Garden spaces hold great appeal, especially as homeowners seek to buy log cabins and summer houses to make their outdoor space an even more useful asset. However, buyers should scrutinise outdoor spaces beyond their immediate appeal, ensuring that there is no risk of flooding or the presence of invasive and damaging plants, such as Japanese knotweed.
A primary concern for buyers, especially in a period of rising energy costs, should be the EPC rating and insulation of a home. There are a number of contributing factors that make a home more suitable than others, including the quality of insulation and efficiency of the boiler. However, much of a home’s heat is built on the foundation of its walls and windows. As such, draughts are an important consideration. Buyers would do well to investigate windows and openings to ensure that, once closed, they prevent breezes from passing through.

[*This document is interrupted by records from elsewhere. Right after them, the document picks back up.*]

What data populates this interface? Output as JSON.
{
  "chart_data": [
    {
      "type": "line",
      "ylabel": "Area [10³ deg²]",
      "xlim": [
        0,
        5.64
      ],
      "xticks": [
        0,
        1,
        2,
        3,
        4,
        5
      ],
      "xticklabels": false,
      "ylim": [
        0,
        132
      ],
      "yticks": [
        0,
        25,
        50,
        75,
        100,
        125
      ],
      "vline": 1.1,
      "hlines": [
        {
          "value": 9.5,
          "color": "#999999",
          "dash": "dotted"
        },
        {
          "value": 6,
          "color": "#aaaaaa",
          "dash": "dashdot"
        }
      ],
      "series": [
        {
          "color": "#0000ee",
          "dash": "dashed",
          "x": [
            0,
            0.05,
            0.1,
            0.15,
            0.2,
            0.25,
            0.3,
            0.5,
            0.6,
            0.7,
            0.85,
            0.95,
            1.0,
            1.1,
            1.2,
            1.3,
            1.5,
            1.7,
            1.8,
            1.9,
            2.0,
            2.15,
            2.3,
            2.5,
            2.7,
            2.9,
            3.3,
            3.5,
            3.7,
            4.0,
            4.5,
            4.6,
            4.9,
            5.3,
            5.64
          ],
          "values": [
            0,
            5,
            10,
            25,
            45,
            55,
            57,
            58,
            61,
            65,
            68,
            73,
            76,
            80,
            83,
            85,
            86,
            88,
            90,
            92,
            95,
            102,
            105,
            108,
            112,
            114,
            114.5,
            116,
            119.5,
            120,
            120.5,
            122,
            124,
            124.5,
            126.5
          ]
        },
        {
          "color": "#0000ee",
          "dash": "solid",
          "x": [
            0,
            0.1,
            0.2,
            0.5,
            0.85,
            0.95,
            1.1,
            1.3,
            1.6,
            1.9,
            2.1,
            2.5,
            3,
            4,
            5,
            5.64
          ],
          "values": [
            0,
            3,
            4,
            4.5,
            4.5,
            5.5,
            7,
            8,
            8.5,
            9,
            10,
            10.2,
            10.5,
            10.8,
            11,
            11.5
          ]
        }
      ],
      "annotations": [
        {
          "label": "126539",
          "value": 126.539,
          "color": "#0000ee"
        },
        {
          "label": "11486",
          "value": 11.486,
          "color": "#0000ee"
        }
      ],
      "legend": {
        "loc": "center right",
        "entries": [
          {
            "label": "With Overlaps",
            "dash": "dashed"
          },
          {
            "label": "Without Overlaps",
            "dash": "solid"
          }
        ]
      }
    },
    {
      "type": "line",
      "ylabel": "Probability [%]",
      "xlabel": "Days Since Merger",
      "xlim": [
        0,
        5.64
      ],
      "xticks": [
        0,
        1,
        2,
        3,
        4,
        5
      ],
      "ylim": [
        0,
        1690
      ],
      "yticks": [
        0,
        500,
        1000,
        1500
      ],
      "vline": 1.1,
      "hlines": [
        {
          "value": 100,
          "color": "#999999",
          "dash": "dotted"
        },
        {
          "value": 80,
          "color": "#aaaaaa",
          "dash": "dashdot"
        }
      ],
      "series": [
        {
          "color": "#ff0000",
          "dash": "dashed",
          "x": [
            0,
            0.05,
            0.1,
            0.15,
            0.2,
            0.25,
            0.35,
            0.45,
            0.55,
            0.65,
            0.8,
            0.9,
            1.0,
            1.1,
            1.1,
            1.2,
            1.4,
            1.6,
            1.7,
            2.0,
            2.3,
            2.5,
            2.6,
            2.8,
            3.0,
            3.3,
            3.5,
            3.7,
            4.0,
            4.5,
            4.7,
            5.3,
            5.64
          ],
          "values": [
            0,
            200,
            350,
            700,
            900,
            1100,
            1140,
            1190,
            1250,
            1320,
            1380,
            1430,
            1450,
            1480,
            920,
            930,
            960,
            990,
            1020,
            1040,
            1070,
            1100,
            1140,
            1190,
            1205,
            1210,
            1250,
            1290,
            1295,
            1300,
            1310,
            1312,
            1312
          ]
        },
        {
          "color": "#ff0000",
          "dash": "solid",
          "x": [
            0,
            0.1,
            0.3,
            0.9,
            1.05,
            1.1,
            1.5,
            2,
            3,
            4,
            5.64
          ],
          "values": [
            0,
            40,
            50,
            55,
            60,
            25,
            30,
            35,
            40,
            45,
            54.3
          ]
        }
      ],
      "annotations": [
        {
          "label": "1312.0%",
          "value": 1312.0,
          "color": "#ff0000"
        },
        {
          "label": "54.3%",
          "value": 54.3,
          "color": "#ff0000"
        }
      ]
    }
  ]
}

A single cracked tile on a roof can lead to leakage that, in turn, can lead to moisture build-up and long term damage. A buyer cannot perform a casual check of the roof from the ground and ensure it is safe. If it is not possible to investigate more closely, be sure to specific tile checks in a surveyor’s notes, since it could leave a home only one rainfall away from severe leaking.
While a buyer might already have a general idea of the local neighbourhood, they would do well to investigate the home at different times of day. Street lights can have an impact on one’s property if they are too close to windows and school periods can make parking and accessibility incredibly frustrating.
Make attempts to visit the property at various hours, even passing by later in the evening, as this will ensure that you get a better understanding of environmental factors that may not be noticed during a brief midday property viewing.